National Trust joins launch of Nature Friendly Farming Network
The Real Farming Conference in Oxford saw the launch of the Nature Friendly Farming Network, a group of more than 100 farmers with a new vision for British agriculture that works alongside nature. The Trust is a part of a group of conservation charities supporting the network.
The independent organisation, NFFN, is calling on the UK and devolved governments to support nature friendly farming policies post-Brexit. This will help restore British wildlife, reverse declines in soil quality and manage the impacts of climate change, as well as growing affordable, healthy food.
The Nature Friendly Farming Network believes that post-Brexit agriculture policy should:
- Help all British farmers to produce safe, healthy food at the same time as helping our soil, landscapes, rivers and wildlife to recover and flourish.
- Maintain and redirect farming payments towards mainstreaming nature friendly farming across the UK.

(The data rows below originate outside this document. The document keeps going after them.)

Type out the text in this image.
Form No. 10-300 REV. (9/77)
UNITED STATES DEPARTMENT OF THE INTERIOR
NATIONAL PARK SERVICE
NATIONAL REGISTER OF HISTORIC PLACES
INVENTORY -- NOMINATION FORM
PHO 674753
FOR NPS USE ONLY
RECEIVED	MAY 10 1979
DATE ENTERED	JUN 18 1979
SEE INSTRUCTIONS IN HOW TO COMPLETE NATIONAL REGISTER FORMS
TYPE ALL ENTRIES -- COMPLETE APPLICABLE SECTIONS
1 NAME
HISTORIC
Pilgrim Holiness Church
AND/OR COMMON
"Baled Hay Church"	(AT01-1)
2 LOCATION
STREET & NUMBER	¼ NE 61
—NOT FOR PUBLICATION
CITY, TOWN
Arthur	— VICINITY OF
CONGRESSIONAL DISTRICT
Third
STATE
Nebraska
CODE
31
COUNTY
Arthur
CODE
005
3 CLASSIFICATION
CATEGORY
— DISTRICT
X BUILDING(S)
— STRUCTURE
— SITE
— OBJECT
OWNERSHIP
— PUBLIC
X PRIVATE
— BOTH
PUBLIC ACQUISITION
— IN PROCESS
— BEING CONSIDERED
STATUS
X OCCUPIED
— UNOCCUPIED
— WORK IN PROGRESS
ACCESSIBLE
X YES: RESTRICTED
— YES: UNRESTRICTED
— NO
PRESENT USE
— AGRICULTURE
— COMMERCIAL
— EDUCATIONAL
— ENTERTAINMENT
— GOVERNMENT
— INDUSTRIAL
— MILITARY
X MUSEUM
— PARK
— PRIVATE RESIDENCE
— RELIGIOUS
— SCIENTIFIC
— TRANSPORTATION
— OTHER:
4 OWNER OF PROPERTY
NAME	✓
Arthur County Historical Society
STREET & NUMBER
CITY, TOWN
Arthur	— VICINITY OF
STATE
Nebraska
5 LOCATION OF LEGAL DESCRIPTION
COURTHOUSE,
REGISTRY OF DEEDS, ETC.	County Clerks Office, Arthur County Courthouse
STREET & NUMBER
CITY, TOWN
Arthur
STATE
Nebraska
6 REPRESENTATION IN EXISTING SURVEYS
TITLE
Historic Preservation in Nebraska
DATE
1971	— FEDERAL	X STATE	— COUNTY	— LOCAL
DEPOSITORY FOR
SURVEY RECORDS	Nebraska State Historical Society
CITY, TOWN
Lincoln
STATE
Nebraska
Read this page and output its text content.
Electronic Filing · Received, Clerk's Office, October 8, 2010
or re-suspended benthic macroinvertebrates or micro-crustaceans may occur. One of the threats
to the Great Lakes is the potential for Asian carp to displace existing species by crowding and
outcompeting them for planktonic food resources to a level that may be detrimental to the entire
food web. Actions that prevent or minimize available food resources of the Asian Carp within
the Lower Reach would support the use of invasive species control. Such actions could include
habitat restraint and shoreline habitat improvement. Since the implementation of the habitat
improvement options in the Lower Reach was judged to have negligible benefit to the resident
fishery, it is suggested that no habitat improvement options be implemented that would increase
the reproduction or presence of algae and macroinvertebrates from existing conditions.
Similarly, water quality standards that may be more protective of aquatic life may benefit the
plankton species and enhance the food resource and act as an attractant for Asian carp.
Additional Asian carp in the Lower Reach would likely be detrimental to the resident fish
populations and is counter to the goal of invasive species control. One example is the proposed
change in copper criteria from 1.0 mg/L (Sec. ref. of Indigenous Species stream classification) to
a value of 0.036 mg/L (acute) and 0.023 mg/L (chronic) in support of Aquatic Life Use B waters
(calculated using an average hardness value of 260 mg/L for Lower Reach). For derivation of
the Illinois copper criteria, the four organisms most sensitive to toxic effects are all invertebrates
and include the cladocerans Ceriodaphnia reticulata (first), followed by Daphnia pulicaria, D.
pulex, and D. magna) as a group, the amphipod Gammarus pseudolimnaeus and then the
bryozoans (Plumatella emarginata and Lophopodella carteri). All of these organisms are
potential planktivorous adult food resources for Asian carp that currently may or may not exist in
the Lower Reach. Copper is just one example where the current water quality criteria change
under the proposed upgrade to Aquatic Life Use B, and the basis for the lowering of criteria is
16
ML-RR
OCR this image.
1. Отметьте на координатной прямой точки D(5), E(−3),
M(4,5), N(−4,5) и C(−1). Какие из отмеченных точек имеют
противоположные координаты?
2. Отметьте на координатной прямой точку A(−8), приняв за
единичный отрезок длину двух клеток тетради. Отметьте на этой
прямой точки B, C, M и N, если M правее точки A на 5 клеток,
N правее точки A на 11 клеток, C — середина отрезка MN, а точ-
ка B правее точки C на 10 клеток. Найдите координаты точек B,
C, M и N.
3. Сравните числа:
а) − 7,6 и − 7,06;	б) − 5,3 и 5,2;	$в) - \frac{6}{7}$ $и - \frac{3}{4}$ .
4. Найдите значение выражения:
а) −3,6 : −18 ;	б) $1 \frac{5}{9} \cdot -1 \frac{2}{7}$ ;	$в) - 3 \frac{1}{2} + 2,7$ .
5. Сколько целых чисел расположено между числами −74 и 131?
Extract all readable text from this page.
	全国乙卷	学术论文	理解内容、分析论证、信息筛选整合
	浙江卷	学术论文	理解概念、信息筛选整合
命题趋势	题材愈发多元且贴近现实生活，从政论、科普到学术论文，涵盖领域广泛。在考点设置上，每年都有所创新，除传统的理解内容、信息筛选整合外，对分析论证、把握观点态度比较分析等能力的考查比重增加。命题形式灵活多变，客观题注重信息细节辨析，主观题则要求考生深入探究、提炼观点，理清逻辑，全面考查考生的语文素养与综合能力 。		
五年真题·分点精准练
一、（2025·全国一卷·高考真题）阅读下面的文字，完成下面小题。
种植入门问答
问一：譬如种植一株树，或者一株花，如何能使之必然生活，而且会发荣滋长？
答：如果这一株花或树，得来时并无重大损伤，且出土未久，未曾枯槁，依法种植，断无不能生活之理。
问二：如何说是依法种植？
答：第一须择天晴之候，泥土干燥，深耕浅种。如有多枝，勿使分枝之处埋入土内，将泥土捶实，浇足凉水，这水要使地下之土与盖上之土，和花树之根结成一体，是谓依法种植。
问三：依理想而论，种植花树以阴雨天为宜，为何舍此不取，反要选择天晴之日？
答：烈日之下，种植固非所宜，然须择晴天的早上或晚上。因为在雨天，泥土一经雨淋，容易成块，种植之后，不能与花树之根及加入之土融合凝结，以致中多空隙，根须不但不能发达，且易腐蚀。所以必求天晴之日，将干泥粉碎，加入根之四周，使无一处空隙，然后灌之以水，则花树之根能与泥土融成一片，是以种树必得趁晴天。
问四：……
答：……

- Recognise that the shift towards a more nature friendly approach is not just good for wildlife but is key to the long-term survival and success of British farming, delivering broader benefits to the public, including flood protection, water and air quality, and access to thriving natural landscapes.
Over 70% of the land in the UK is farmland. The NFFN aims to unite farmers who are passionate about wildlife and sustainable farming and who want to deliver rapid progress towards a future in which wildlife on farmland recovers and thrives. More than 4,000 farmers across the UK are already committed to nature friendly farming with encouraging results for biodiversity, soil health, water quality, air quality and species that were formerly on the brink of extinction.
The Network is welcomed by a range of environmental and conservation charities including Soil Association, National Trust, Woodland Trust, RSPB, The Wildlife Trusts, Bumblebee Conservation Trust, Butterfly Conservation, Amphibian and Reptile Conservation Trust, Bat Conservation Trust, Buglife and Plantlife.